Für die einen war es ein Wispern im Wind, für den anderen Buchstaben, geschrieben in Feuer, für wieder andere war es der Ruf eines Vogels und für manch einen gar einfachen Worte geschrieben auf Pergament, doch egal welcher Art, die Botschaft war immer dieselbe: “Die Morndinsamman haben Orbus, den letzten des Clans Proteg, zu sich gerufen. Nun ruft er seinen Clan zu sich, um ihn auf diesem letzten Weg zu begleiten. Die erste Glocke wird geschlagen am 3. Kythorn, auf dass er die Ruhe der Felsen finden möge.“
Es war eine traurige Nachricht. Orbus war ihnen allen ein Vater gewesen, wie man ihn sich nur hatte Wünschen können und auch wenn der Zwerg schon alt gewesen war, als er die Ältesten von ihnen aufzog, so hatte doch keiner von ihnen erwartet, dass er so plötzlich diese Welt verlassen und in die nächste gehen würde. Doch weil sie ihm so viel verdankten, zögerte keiner von ihnen dem Ruf nachzukommen und in das Haus zurückzukehren, in dem sie so viel Zeit verbracht hatten. Manch einer war fern vom glanzlosen Juwel des Nordens gewesen, mancher hatte es nie in seinem Leben verlassen. Doch jetzt waren sie alle zurückgekehrt. Der Winter hatte seinen eisigen Griff um den Norden bereits gelöst und so war die Reise nicht allzu beschwerlich gewesen.

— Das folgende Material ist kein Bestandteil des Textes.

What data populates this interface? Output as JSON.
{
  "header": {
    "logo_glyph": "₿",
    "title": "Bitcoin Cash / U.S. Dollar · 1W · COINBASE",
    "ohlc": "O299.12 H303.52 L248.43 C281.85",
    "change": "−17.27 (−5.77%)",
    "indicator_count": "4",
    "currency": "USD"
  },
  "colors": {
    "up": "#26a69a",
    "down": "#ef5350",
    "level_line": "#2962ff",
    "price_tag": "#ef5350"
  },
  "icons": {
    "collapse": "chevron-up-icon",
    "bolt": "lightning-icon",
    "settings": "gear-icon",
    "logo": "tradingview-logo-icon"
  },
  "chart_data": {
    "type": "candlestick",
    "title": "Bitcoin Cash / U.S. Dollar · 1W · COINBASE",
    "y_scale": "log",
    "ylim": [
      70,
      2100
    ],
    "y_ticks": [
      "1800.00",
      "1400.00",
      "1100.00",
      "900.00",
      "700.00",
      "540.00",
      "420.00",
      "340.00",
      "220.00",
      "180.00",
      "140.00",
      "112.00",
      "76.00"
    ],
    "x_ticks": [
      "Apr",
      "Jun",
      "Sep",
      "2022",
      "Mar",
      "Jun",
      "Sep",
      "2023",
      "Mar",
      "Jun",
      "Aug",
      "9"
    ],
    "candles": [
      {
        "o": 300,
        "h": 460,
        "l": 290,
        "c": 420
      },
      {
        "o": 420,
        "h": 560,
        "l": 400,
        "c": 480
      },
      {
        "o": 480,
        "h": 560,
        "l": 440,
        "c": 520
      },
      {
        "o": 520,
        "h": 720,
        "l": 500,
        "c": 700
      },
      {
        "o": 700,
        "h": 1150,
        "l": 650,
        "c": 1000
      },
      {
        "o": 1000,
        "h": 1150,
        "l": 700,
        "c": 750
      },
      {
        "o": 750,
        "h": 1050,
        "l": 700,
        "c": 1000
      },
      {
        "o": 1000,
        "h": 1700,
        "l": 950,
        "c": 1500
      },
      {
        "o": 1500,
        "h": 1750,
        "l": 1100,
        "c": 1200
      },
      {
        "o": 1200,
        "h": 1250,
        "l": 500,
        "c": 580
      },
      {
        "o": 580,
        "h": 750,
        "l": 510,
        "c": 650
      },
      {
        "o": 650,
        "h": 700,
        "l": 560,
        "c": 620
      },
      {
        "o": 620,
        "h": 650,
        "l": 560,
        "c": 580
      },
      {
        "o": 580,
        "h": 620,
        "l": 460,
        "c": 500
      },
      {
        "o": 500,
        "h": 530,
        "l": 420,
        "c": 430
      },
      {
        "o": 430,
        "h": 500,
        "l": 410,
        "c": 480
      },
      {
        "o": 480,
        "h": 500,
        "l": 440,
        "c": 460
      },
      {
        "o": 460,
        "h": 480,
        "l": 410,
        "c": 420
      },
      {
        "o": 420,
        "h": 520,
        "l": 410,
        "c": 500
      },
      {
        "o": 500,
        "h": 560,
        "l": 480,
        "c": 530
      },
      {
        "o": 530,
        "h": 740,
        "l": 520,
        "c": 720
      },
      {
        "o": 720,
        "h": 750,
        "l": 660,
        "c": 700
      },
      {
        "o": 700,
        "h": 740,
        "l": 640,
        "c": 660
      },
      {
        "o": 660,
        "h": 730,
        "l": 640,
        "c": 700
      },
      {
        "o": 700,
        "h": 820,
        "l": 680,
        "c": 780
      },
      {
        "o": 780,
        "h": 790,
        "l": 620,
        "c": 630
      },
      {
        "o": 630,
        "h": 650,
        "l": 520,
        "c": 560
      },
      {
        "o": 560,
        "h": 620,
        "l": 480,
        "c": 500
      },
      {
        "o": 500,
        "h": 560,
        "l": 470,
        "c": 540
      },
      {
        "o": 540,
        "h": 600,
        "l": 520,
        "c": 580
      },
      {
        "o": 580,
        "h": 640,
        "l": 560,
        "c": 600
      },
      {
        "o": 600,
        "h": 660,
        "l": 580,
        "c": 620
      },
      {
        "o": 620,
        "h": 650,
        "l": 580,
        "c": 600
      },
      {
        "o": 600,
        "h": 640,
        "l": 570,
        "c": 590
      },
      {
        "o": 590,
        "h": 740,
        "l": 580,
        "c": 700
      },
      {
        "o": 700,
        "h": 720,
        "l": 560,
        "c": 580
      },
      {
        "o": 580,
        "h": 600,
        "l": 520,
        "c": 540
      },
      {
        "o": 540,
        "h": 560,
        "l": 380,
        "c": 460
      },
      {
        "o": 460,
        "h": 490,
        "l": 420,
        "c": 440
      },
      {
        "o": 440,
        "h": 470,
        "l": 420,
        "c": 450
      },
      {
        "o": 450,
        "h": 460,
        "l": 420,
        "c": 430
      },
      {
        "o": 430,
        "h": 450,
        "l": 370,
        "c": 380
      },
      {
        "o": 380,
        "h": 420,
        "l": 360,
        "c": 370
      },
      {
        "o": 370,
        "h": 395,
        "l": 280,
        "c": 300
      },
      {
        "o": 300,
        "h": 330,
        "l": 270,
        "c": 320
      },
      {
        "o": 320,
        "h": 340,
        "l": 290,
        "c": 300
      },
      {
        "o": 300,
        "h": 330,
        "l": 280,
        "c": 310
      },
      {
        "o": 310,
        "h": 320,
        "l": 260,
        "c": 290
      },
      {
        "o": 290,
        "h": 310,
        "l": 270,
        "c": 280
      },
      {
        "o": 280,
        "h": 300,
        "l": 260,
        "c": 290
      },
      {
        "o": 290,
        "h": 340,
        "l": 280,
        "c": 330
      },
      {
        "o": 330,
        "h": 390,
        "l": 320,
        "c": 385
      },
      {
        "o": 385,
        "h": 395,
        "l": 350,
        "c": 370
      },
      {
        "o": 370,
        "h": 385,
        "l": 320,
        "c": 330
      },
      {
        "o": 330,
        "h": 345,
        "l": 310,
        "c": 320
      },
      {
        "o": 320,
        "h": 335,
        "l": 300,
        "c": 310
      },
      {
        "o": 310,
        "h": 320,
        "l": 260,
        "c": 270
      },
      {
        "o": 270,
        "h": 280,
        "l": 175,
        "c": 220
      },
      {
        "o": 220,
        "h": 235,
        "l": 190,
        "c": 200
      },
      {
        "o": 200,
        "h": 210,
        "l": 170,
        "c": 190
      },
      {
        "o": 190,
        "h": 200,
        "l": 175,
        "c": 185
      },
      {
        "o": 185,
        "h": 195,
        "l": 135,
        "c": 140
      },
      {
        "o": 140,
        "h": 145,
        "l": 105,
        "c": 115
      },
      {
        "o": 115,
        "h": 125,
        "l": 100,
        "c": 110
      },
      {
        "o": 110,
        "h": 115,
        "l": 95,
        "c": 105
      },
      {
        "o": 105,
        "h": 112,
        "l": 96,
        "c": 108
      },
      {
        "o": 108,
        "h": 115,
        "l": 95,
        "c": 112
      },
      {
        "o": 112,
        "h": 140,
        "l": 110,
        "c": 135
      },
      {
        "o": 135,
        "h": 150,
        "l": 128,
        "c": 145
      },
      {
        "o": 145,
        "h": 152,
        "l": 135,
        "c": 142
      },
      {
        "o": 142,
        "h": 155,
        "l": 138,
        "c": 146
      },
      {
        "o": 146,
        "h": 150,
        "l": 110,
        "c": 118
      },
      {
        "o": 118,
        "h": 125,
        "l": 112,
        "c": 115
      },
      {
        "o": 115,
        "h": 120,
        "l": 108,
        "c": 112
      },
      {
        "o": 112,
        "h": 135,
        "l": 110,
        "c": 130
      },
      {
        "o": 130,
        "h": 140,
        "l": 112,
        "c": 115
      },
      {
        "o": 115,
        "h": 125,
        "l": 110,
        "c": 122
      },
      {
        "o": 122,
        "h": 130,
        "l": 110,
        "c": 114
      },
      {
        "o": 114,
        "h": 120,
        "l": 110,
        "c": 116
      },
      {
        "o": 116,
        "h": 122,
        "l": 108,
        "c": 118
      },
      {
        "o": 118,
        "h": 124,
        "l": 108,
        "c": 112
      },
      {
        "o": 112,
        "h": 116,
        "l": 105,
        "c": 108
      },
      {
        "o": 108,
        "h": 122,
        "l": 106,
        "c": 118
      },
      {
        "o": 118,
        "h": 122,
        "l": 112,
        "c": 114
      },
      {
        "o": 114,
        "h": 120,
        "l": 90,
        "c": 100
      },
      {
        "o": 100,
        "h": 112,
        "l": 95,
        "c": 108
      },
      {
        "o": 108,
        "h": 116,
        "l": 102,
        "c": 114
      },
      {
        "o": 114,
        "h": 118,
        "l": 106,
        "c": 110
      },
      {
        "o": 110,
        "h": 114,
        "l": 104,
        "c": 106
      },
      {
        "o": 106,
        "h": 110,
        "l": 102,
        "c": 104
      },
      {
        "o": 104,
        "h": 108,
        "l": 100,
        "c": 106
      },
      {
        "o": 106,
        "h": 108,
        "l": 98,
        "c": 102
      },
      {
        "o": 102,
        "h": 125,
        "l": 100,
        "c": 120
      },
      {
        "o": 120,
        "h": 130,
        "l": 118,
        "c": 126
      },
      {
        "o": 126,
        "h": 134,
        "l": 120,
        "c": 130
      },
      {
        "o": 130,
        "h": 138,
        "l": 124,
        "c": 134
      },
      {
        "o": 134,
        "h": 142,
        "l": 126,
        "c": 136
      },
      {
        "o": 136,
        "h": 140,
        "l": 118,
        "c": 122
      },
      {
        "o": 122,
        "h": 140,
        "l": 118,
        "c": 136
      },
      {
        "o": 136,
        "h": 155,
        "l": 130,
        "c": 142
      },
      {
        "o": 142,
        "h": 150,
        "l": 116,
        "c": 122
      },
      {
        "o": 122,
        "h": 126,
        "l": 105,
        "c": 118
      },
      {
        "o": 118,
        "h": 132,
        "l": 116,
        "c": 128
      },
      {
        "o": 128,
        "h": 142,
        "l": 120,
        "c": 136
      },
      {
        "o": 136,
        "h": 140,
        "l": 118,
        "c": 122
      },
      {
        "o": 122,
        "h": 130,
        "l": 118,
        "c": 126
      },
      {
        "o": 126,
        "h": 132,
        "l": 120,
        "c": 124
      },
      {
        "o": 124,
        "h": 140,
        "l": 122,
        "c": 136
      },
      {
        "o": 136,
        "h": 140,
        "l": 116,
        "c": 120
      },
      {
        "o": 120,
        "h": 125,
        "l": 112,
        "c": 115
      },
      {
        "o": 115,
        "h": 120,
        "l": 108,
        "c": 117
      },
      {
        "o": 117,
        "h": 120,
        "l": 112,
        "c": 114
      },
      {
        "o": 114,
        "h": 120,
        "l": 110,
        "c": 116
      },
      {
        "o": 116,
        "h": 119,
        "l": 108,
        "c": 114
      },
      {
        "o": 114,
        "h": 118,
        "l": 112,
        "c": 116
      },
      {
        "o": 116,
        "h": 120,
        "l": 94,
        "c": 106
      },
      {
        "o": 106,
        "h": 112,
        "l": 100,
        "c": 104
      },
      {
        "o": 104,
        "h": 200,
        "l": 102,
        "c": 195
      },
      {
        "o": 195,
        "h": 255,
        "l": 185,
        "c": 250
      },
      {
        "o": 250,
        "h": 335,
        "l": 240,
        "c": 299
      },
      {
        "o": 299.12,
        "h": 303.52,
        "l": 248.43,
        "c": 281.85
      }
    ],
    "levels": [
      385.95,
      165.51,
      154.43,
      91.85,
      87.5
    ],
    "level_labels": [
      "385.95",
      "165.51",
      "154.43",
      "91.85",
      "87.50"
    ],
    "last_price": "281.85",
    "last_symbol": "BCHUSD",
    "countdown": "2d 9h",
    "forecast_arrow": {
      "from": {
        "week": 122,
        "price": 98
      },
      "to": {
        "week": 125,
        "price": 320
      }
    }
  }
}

Niewinter selbst mochte nicht mehr die große Hafenstadt von einst sein, aber die Wärme des Hitzenun hegte es noch immer in seiner Bucht. Die, die es seit längerem nicht gesehen hatten, waren überrascht, dass das Juwel zwar nicht strahlte, aber doch ein schwacher Glanz von ihm ausging. Die Tore waren jetzt nicht mehr brüchiges Holz, das in schiefen Angeln hing, sondern starke mit Eisen beschlagene Eiche, die des Nachts geschlossen werden konnten und draußen hielten, wer nicht eingelassen werden sollte.
Aber unter der Sonne des Tages standen diese Tore offen und reisende strömten hinein, wenn auch nicht in Scharen, sondern in kleinen Gruppen. Der Weg führte sie durch verschlungene Gassen, die vielfach von Gerüsten enger gemacht wurden, da an vielen der Gebäude hier in dem Viertel, das alle nur als die „Enklave“ bezeichneten, gearbeitet wurde. Die meisten Leute, die hier in der Straße unterwegs waren, hatten irgendein Geschäft zu erledigen und viele davon hatten mit dem Wiederaufbau zu tun. Aber ebenso viele gingen den Geschäften nach, die man in jeder anderen Stadt auch entdecken würde, Schmiede und Kesselflicker, Bauern und Fischer, die ihre Erzeugnisse anboten. Sogar einige Bettler hatten sich schon gefunden, die hier auf den Straßen saßen und darauf hofften wenigstens einige Kupfermünzen von denen zu bekommen, die mehr Glück hatten als sie.
Doch ihr Ziel lag nicht in der Enklave, sondern, um es zu erreichen mussten sie sie hinter sich lassen und den Nie überqueren. Sie ließen die grauenerregende Ruine von Schloss Nie zu ihrer linken liegen und gelangten so zu dem Anwesen, das sie ihr einst ihr Heim genannt hatten. Nie war es in einem so schlechten Zustand wie der Rest der Stadt gewesen, aber es glänzte auch nicht so wie die wiederhergestellten Bauten in der Enklave. Es war kein großes Anwesen, das hier direkt an der Seite des Nie lag. Asche und Sturm hatten seine Mauern grau und abgewetzt werden lassen. Viele glückliche Erinnerungen verbanden sie mit diesem Ort, aber ihre Rückkehr würde ihnen weniger schön im Kopf bleiben.
Am Abend des 3. Kythorn waren sie alle versammelt in diesem Anwesen, in der großen Halle, in der einst die lange Tafel gestanden hatte, an der sie alle gemeinsam gespeist hatten, war nun in der Mitte auf einem steinernen Tisch Orbus selbst aufgebahrt. Alte zwergische Magie konservierte seinen Körper und bewahrte ihn vor dem Zahn der Zeit, solange die Riten dauerten. Nicht alle Kinder, die er aufgezogen hatte, waren hier versammelt. Für einige war der Weg zu weit gewesen, hatten sie doch in ganz anderen Regionen der Welt zu ihrem Heim gemacht und wieder andere waren gebunden von anderen Pflichten. Doch einige waren gekommen, um dem Zwerg Respekt zu zollen, dem kein Clan geblieben war, außer den Kindern, die er großgezogen hatte, obwohl sie nicht seines Blutes waren.